The online mob is back but this time around they don’t seem to have a valid purpose.
Back in 2016, there was a cookout called “First Steps.” This was between a black community and the Wichita local police department. The cookout took place during the height of the Black Lives Matter movement and was widely approved as a way to create good and lasting bonds between law enforcement and black communities that have alienated one another for so long.
The Black Lives Matter movement got wind of this and responded pretty harshly. “We don’t sit on panels with law enforcement, and we don’t have BBQ’s or cookouts with law enforcement. We feel the best method at this point in history is by holding police accountable by organizing and advocating for police accountability.” BLM co-founder Patrisse Cullors stated. They were so angry they tweeted out against the cookout which led to many Twitter users lashing back at them questioning why they were against the cookout. Isn’t this what leads to insightful conversations and changes within society? Different sides working together?
It’s confusing, really, because so many people know that this damaged relationship needs to be repaired in order to save both sides. Here we have a perfect example of how that gap can be bridged, yet the group who styles itself as the most concerned rejects it. According to Cullors, they don’t want a relationship, just organizing and advocating against police. All police. This even includes black police. This is not a solution. This is a reaction against anything law enforcement does, which effectively makes the movement a useless one as it exacerbates the problem. What are you here for if you don’t want to solve anything?

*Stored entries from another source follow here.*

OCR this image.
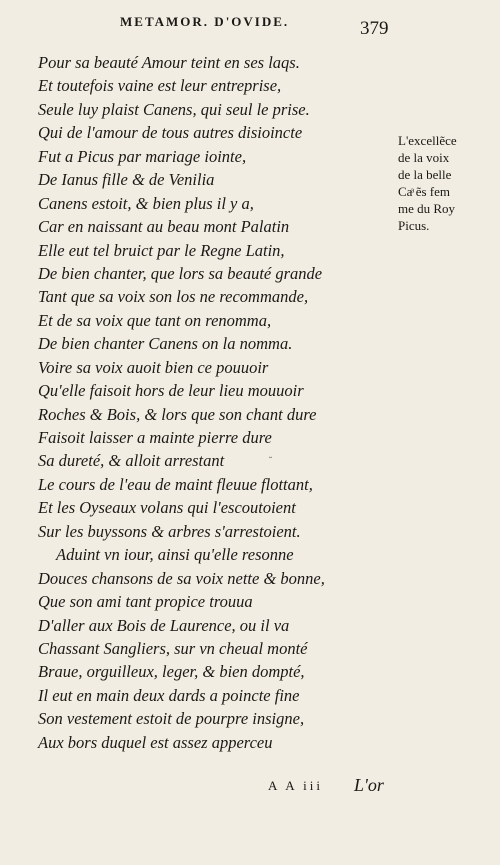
METAMOR. D'OVIDE.	379
Pour sa beauté Amour teint en ses laqs.
Et toutefois vaine est leur entreprise,
Seule luy plaist Canens, qui seul le prise.
Qui de l'amour de tous autres disioincte
Fut a Picus par mariage iointe,
De Ianus fille & de Venilia
Canens estoit, & bien plus il y a,
Car en naissant au beau mont Palatin
Elle eut tel bruict par le Regne Latin,
De bien chanter, que lors sa beauté grande
Tant que sa voix son los ne recommande,
Et de sa voix que tant on renomma,
De bien chanter Canens on la nomma.
Voire sa voix auoit bien ce pouuoir
Qu'elle faisoit hors de leur lieu mouuoir
Roches & Bois, & lors que son chant dure
Faisoit laisser a mainte pierre dure
Sa dureté, & alloit arrestant
Le cours de l'eau de maint fleuue flottant,
Et les Oyseaux volans qui l'escoutoient
Sur les buyssons & arbres s'arrestoient.
Aduint vn iour, ainsi qu'elle resonne
Douces chansons de sa voix nette & bonne,
Que son ami tant propice trouua
D'aller aux Bois de Laurence, ou il va
Chassant Sangliers, sur vn cheual monté
Braue, orguilleux, leger, & bien dompté,
Il eut en main deux dards a poincte fine
Son vestement estoit de pourpre insigne,
Aux bors duquel est assez apperceu
L'excellẽce
de la voix
de la belle
Caͣ ẽs fem
me du Roy
Picus.
˘
A A iii L'or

Fast forward to today and there is rioting in Minneapolis, Minnesota, due to the unjust killing of George Floyd by a police officer who knelt on his neck for nine minutes as other officers stood around, not stopping it. It’s a disturbing video and it’s understandable that it would elicit anger. Riots began from this, businesses being burned and looted, arguments justifying their crimes, the list goes on.
I’ve had yet to see how violent riots solve the problem as Martin Luther King Jr. himself recognizes brave human rights activists in the principles of nonviolence towards freedom. In his book “The Stride Towards Freedom” he explains how nonviolence seeks understanding, defeats injustice and not people, educates and transforms, chooses love instead of hate, and so forth. What’s more, those in favor of riots refuse to seek anything positive especially the viral videos of those that ARE coming together and getting along.
People are angry, they want to lash out and resort to base emotions. This is understandable until it becomes pure desire to fight back in ways that create more problems instead of solving, facing, and justifying the surfacing problems at hand. The trending hashtags and store looting is not seeking a solution. It is the backlash of wanting to be a part of the problem.